Later he’d recall twisting his torso while spastically attempting to whack the animal with his hard hat, at which point he must have toppled sideways and struck his head on the slab. It was dark when he awoke with a roaring skull, his pants seat shredded and sticky with blood. The Satan-hound, having lost interest, was nowhere in sight.
Yancy lay there for a while, staring up at the sky. It was a clear night, though the starlight was washed out by the vast amber glow from the city. He remembered camping many times in Everglades National Park with his father; they’d arrange their sleeping bags to face west, 180 degrees away from Miami, so they could scout for constellations on a backdrop of natural darkness. Yancy decided that, once he got back his regular job, he’d invite his dad to fly down and they could paddle kayaks along the Shark River, or maybe through the backcountry of Chokoloskee. Winter was a better season, anyway; the nights cooled off, and there was plenty of dry tinder for a fire. And no goddamn bugs! Yancy recalled his mother’s aversion to insects, which made his dad’s posting in the Glades somewhat of a tribulation. But she’d hung in there, even through the blast-furnace days of summer when the mosquitoes were so thick you could inhale them into your lungs.
A door slammed and Yancy blinked himself back into the present. He was surprised to feel a tear slipping down his cheek. He rolled over and crawled through a bed of manicured bushes and then along the base of a stucco wall, toward the pool patio. Peeking around a corner, he saw Eve Stripling, crammed like a pepperoni into her white skinny jeans, standing on a lighted stone path leading to the boat dock. She was speaking to a taller hatless man beside her, his features obscured by the shadows. Although Yancy couldn’t hear their conversation, the elevated pitch of both voices suggested a crisis in progress.
No more than a hundred yards away, rafting like a ghost pelican in the water, was a seaplane.
Ten
Evan Shook believed that only a masochist or a moron would stay in the Keys all summer. The humidity was murderous and the insects were unshakable, yet here he was. His sons were jacking off at a soccer camp in Maryland, his wife was on an Aegean cruise with her book club and his mistress was camping at a bluegrass festival in Vermont, probably balling some goddamn banjo player.
Meanwhile the construction project on Big Pine Key loomed as one of the stickier problems in Evan Shook’s untidy world. He’d purchased the lot after the real estate market tanked and two years later he broke ground, anticipating a rebound in the demand for high-end island getaways. He was mistaken. The spec house wasn’t done and already he’d been forced to drop the price four times. Most buyers with real money wanted a place closer to Key West, so they could safely patronize the eateries and multitude of bars. The farther one had to drive from Duval Street late at night, the higher the risk of a costly DUI pullover. Big Pine was twenty-nine miles up the road.
Still, Evan Shook had gotten promising nibbles before this bizarre stretch of foul luck—first the dead raccoon, then the hive of killer bees. He stormed the county offices to complain, but he couldn’t find anybody in authority who would even write down his name. Eventually he was steered to some dweeb at the agricultural extension.
“They should spray the island to wipe out all the bees and wasps,” Evan Shook declared. “And pay some trapper to kill those fucking raccoons. Fifty bucks a tail.”
“That’s not funny,” the young agricultural agent said.
“Do you have any idea how much tax I pay on my property? More than you make in a year!”

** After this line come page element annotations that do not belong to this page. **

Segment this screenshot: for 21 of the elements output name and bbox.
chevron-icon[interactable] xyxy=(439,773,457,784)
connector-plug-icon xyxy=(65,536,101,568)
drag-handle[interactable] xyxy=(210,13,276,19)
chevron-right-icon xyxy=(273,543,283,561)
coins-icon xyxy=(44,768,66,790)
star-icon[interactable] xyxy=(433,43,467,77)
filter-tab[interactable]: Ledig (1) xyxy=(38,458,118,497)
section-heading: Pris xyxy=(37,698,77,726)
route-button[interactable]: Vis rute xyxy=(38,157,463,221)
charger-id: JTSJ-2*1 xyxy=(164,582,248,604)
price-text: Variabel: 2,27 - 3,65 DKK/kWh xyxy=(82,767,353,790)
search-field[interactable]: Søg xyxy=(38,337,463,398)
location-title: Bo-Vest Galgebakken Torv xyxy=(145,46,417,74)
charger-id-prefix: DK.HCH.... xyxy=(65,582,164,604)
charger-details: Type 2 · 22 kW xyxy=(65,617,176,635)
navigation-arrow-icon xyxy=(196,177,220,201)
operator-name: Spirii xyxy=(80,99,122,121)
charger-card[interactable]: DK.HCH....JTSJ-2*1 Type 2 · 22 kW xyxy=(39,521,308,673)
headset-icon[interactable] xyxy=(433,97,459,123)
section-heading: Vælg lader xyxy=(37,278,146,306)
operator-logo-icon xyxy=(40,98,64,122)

“Here’s some advice: Do a better job of securing the job site.”
Evan Shook snapped, “Thanks for nothing, junior.”
The unfinished house suffered from the absence of windows and doors, which were essential to sealing the structure from marauding wildlife. Before ordering the expensive impact-resistant glass that was required for new construction in hurricane zones, Evan Shook had been hoping to line up a buyer who’d spring for custom hardware.
As he drove back to the property, he again considered turning the whole damn thing over to a Realtor and flying home to Syracuse. However, due to a slender and ever-dwindling profit margin, Evan Shook remained opposed to paying somebody a commission to sell his spec house. Who needed a real estate agent when you had global Internet?
Two potential buyers were coming to Big Pine that very morning—a middle-aged gay couple from Oslo. One of them owned a firm that manufactured drill equipment for deep-water oil rigs, and Evan Shook smelled a cash deal. In his e-mails he’d laid it on thick about the “balmy Florida winters” and “laid-back tropical lifestyle” and “picture-postcard sunsets.”